It is no surprise that a church that sets aside the inerrancy of the Scripture will eventually run aground on the rocks of falsehood. But when the church is a historic church, it is bothersome, even if it is predictable. So, when long disassociated First Baptist Greenville falls to error, it is difficult for a Southern Baptist to swallow. But this is exactly what has happened.
The Advocate reports:
A historic Baptist church in Greenville, S.C., has officially embraced LGBT equality.
This spring, after several months of discussion, the congregation of First Baptist Church Greenville approved the following “consensus statement,” The Greenville News reports: “In all facets of the life and ministry of our church, including but not limited to membership, baptism, ordination, marriage, teaching and committee/organizational leadership, First Baptist Greenville will not discriminate based on sexual orientation or gender identity.”
The announcement is the latest step into apostasy in what is but the last of many. The church has been moving away from its biblical roots for years. It had previously removed itself from the SBC, and it has now joined the liberal Cooperative Baptist Fellowship.
The Advocate reports:
The church has historic ties to the Southern Baptist Convention, the nation’s largest Protestant denomination, which considers homosexuality a sin, but it disassociated itself from the Southern Baptists in 1999. First Baptist Greenville is now affiliated with the Cooperative Baptist Fellowship, a coalition of moderate Baptist churches that left the Southern Baptist group in 1991. The Cooperative Baptist Fellowship opposes same-sex marriage and ordination of LGBT ministers but allows affiliated churches to make their own policies on these matters. There are some other Baptist groups that affirm LGBT equality.
The church, then, has no worries about backlash from its fellow churches. This group feel no need to hold one another accountable to biblical fidelity. Though the CBF has come out against sodomy as sin, they leave each congregation to make their own decisions concerning the issue. And this is where I part from my Baptist roots.

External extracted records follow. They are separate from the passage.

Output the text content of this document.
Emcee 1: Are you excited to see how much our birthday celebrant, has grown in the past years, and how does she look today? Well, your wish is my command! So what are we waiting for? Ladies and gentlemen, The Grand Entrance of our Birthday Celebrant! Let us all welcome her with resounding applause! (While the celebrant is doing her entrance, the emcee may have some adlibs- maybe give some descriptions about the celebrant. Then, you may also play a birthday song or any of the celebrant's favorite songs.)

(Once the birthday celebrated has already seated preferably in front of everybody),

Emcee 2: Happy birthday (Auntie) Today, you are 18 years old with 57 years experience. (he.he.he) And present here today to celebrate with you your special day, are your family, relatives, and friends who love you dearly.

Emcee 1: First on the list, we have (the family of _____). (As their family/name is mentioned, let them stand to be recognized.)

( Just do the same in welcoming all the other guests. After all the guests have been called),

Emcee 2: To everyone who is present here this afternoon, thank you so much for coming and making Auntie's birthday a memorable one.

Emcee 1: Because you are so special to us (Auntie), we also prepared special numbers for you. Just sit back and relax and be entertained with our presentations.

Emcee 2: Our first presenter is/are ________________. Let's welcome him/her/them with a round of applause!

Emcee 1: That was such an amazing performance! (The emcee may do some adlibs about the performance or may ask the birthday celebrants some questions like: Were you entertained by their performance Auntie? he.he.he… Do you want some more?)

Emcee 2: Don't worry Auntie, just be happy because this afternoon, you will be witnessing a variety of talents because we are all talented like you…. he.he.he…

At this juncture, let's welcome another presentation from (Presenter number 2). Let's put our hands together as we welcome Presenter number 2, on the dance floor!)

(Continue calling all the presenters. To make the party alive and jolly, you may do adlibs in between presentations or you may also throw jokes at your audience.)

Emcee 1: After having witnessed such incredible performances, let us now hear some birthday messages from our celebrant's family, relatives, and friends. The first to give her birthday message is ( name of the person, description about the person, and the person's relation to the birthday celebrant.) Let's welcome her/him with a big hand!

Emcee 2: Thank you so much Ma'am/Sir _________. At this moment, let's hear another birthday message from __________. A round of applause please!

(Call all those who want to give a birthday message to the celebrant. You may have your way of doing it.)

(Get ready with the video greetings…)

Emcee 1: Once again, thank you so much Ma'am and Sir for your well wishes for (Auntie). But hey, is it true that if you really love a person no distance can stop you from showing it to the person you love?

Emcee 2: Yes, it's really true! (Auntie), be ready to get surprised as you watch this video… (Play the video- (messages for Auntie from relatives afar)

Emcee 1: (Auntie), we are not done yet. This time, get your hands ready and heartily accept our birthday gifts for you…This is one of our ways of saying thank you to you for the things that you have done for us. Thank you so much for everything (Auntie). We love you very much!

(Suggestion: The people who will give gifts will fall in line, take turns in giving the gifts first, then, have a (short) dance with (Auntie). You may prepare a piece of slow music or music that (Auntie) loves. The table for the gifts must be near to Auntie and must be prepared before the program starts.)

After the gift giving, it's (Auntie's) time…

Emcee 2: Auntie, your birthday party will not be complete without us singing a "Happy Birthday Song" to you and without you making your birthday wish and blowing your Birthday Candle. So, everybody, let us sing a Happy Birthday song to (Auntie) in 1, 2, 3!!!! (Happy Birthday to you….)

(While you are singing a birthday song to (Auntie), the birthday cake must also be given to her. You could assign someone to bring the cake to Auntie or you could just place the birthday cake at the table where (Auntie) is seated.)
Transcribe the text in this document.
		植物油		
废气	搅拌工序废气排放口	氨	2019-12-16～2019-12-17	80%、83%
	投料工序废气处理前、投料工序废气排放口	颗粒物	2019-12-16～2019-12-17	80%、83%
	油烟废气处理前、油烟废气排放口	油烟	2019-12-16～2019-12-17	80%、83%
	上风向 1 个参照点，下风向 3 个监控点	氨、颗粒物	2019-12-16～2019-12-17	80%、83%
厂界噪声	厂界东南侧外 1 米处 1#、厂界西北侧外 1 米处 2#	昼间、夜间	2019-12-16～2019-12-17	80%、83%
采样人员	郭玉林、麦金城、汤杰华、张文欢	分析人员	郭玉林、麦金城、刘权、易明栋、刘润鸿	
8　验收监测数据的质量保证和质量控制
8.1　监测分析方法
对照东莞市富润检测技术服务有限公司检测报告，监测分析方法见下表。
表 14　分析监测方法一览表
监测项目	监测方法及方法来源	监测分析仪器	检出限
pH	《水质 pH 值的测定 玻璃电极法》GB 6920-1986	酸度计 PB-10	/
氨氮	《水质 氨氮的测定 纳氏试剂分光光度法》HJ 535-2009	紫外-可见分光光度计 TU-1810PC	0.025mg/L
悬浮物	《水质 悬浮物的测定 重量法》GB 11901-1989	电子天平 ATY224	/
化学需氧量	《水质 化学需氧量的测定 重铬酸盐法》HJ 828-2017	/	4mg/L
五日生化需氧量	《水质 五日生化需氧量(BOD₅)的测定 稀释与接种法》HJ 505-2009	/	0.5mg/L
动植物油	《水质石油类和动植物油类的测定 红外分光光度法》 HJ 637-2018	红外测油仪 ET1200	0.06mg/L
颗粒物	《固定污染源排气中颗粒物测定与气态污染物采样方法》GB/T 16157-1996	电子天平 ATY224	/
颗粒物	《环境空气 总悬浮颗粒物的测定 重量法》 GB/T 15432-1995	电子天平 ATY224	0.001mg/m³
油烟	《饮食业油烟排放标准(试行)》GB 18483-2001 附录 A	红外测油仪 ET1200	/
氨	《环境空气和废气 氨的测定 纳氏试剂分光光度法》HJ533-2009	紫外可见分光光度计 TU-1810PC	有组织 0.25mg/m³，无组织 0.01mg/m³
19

There has always been this misunderstanding about Congregational polity, at least in my mind. It is one thing to say that we will vote on matters of property. Since we equally own and operate the property it only makes sense that we as the congregation have a measure of freedom to do what we feel is right with that property. We can vote on the color of the walls or carpet. We vote on whether we sit in pews or seats. We might even vote as to when and where we gather. But, we are never to vote on what we accept as sinful.
And, of course, I am not the only Baptist coming out against this decision.
Baptist News reports:
The president of the Southern Baptist Convention’s flagship seminary said Aug. 18 he is not surprised by news that the school’s mother church has taken a stance of affirming homosexuality.
“It reveals the trajectory on which any church, denomination or institution is set if it is untethered to and accountable to a specific set of doctrines in terms of a confession of faith and to, most fundamentally, the inerrancy of Scripture,” Mohler said.
And:
Since then the story has been picked up both in Christian media and gay-rights advocacy websites. Evangelist Franklin Graham weighed in on Facebook, calling it “disappointing and discouraging” news.
“According to God’s Word, what they are embracing is sin,” Graham said. “The Bible says, ‘Woe to those who call evil good and good evil, who put darkness for light and light for darkness.'”
Mohler and Graham point out the difficulty that awaits this church and all churches that give up biblical principles for popularity. Darkness will soon cover those who have darkness as light.